Snapshot testing
Snapshot testing captures the serialised output of a function or component (rendered HTML, formatted JSON, computed data structure) and compares against a committed baseline on every run. Differences fail the test until the developer either fixes the code or accepts the new snapshot. Most associated with Jest, but supported broadly.
Snapshot testing is fast to write and excellent for catching unintended changes to structured output — a refactor that should be behaviour-preserving but accidentally changes rendered markup. The trade-off is signal quality: snapshots that frequently legitimately change train developers to accept-snapshot blindly, defeating the test's purpose. Healthy use: snapshot stable outputs (component renders, formatted reports), keep snapshots small (focused on one assertion), and review snapshot updates carefully in PRs.
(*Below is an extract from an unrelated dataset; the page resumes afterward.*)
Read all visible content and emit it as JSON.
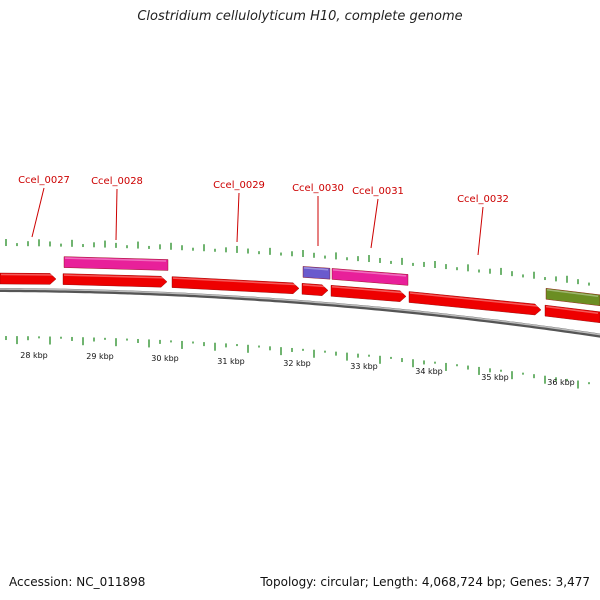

The anti-pattern is large monolithic snapshots updated on every PR without scrutiny.
Related terms
- Visual regression
Visual regression testing captures screenshots of UI components and compares them pixel-by-pixel (with tolerance) against baseline images on every change — catching unintended visual changes that escape unit and integration tests.
- Regression test
A regression test verifies that previously working functionality still works after a code change.
- Test fixture
A test fixture is the prepared state required to run a test — input data, mocked dependencies, configured environment, seeded database rows.